Tommy Reynolds wrote:
[Thanks for your quick and helpful reply!]
Uttered Per Bothner <per@xxxxxxxxxxx>, spake thus:
First, the cpuspeed daemon writes out a log message May 12 10:37:34 kelso kernel: longhaul: FSB:133 Mult:5.5x multiple times a minute. This is due to a dprintk ...
Kernel log messages are handled by the syslog daemon. You can edit the file "/etc/syslog.conf" to control where kernel messages of a certain priority are logged such as "/dev/null".
But I really shouldn't have to do this. It's clearly a bug that Fedora [I didn't mention that this is FC2 test3] spews out all these log messages.
As a workaround I can figure out how to turn off this message [though specific instructions would be most appreciated], but I'll report this as a bug on bugzilla.
The cron daemon is going to wake up every minute and scan its crontabs, even if no work needs doing?

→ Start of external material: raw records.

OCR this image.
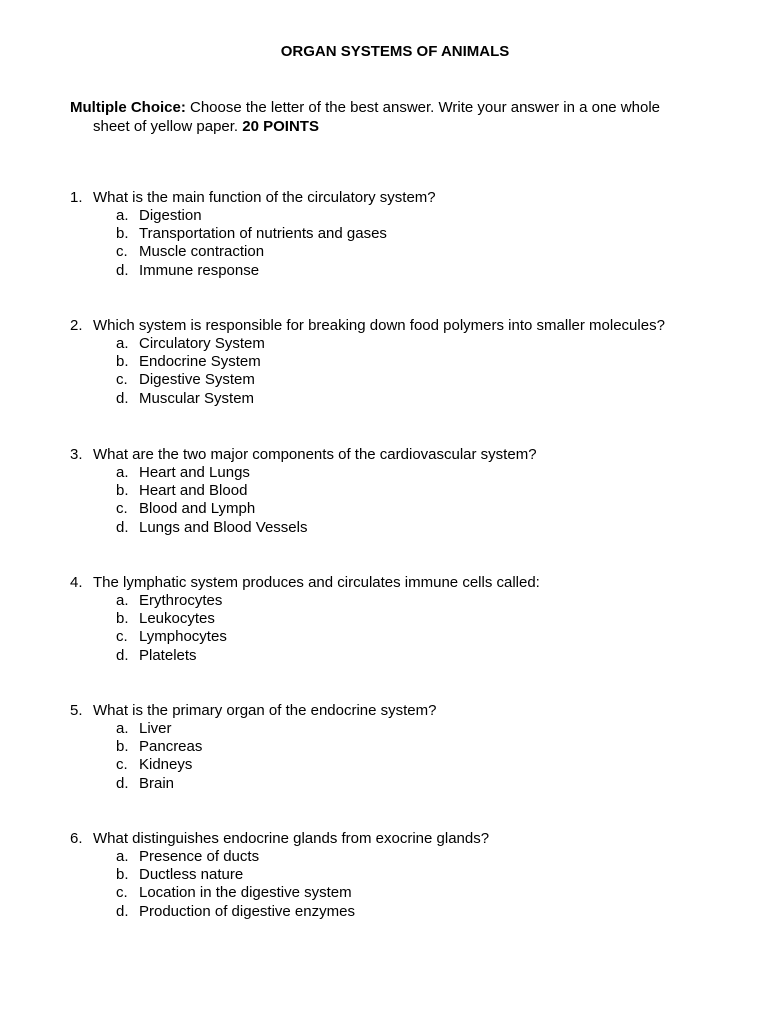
ORGAN SYSTEMS OF ANIMALS
Multiple Choice: Choose the letter of the best answer. Write your answer in a one whole
sheet of yellow paper. 20 POINTS
1. What is the main function of the circulatory system?
a. Digestion
b. Transportation of nutrients and gases
c. Muscle contraction
d. Immune response
2. Which system is responsible for breaking down food polymers into smaller molecules?
a. Circulatory System
b. Endocrine System
c. Digestive System
d. Muscular System
3. What are the two major components of the cardiovascular system?
a. Heart and Lungs
b. Heart and Blood
c. Blood and Lymph
d. Lungs and Blood Vessels
4. The lymphatic system produces and circulates immune cells called:
a. Erythrocytes
b. Leukocytes
c. Lymphocytes
d. Platelets
5. What is the primary organ of the endocrine system?
a. Liver
b. Pancreas
c. Kidneys
d. Brain
6. What distinguishes endocrine glands from exocrine glands?
a. Presence of ducts
b. Ductless nature
c. Location in the digestive system
d. Production of digestive enzymes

How else is it going to know?
It can schedule itself to wake up the next time something is scheduled. And isn't it possible to have the kernel notify it on changes to files or directories it is monitoring. This may not have been possible in the old days of Unix, but doesn't Linux now have a notification capability?
Of course spending the time to rewrite something that works reasonably well is a different matter. But hopefully somebody will do so.
Just turn off the cron daemon when you want low-power mode; some
essential system maintenance (such a log file rotation) isn't going to get done so either do it yourself or enable cron overnight once in
a while.
A compromise might be to add a cron option to wake up less frequently, like once ebery 15 minutes. I'll take a look at the cron sources.
It also seems likely that waking up the processess every minute doesn't really cost much, as long as I can keep it from spinning up the disk all the time. I'll try shutting off or running less frequently the more frequent cron jobs.
/usr/lib/sa/sa1 is run every 10 minutes, and I'd like to turn that off or run it less frequently. (I assume this is "system accounting" but I'm not sure).
Yet another cronner.
Is there a way to turn this off or run it less often without disabling cron?
The rules say that the filesystem must update the time of last access of every open file every second.
But why does it need to write this out to disk eagerly? If the
system crashes without the last access time being up to date, why
would anyone care? Why not just update the kernel data structures when a file is accessed, and write it out when the last file open on that inode is closed?
If you don't want this, just edit "/etc/fstab" and use the term "noatime" instead of "defaults" for every hard drive partition line there. This can result in a significant savings in disk traffic on a lap top or a huge enterprise system.